Google Inc. (GOOG) recently announced that it has acquired a Canadian start-up company BufferBox, which provides lockers to receive e-commerce shipments. The terms of the deal were not disclosed.
Waterloo, Ontario-based BufferBox provides all online users with temporary lockers from where they can retrieve packages ordered online. The company offers an automated, self-serve parcel pick-up station as a locker, which is a more convenient shipping alternative to home delivery. The company has its storage lockers in and around Toronto.
To avail the locker service, users will have to sign up to receive a BufferBox shipping address, which is then provided to online merchants. On the arrival of the package to one of BufferBox's self-serve kiosks, the user receives an email that has a single-use PIN. At the time of collecting the package, the user needs to provide the PIN to access the locker.

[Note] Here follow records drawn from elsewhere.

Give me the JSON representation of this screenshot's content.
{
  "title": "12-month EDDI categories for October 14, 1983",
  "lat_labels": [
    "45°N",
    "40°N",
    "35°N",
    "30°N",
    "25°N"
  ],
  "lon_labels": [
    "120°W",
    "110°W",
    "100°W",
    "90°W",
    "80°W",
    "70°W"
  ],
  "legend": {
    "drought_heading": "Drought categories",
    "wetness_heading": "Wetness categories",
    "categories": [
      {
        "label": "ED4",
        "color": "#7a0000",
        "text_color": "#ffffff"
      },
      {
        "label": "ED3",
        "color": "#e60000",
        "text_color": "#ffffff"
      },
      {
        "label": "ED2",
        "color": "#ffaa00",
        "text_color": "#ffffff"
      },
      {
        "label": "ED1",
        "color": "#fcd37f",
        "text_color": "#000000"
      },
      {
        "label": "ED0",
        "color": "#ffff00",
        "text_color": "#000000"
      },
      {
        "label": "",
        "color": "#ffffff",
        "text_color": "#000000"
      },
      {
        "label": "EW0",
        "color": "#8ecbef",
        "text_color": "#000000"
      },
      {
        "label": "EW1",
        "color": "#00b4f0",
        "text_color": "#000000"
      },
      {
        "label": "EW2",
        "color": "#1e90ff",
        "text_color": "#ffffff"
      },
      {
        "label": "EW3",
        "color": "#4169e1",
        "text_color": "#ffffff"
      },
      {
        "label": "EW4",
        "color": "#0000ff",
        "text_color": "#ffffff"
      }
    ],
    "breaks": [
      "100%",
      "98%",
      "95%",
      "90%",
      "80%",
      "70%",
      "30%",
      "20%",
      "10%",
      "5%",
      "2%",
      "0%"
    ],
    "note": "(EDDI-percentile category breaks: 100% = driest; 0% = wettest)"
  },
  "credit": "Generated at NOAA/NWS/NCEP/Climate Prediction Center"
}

Google is a market leader in online advertising and it has been exploring various ways to increase its revenue and fight competition. The company has stepped up its efforts in the e-commerce space. In June, the company announced that retailers will now have to pay for space on Google Shopping service in a bid to strengthen its position against major online retailer Amazon.com Inc. (AMZN).
The BufferBox deal shows that e-commerce is becoming an important part of Google's strategy. The acquisition will enable Google to better compete with the likes of Amazon by giving its customers a better shopping experience. The service will save time for customers and also prevent theft or mismanagement of goods.
Amazon already offers a similar locker facility for deliveries in certain urban areas, including San Francisco. The company has storage units for its Locker service at grocery and convenience stores like 7-Eleven. Recently, it also signed deals with Radio Shack and Staples to install its lockers at their stores. Though Google is the leading search engine provider, it still lags online retail giants Amazon and eBay Inc. (EBAY) in terms of shopping-related searches.
The Internet search engine provider is on an acquisition spree. The company continues to pick up smaller companies with specialized technology to boost its different offerings. Just last week, the company acquired an online marketing startup company Incentive Targeting Inc. to enable consumers to buy premium goods and services at lower prices. In September, Google acquired start-up VirusTotal to beef up protection for its Internet services and Nik Software, a 17 year old company, which specializes in advanced photo editing
Google has done well in the third quarter, with its gross revenue touching a record $14.10 billion. Revenues, from both Google-owned and partner sites, continued to grow in double digits on a year-over-year basis. Historically, Google has always fared better than Yahoo Inc (YHOO), which has been struggling to uphold itself and Microsoft (MSFT), which is yet to gain critical mass.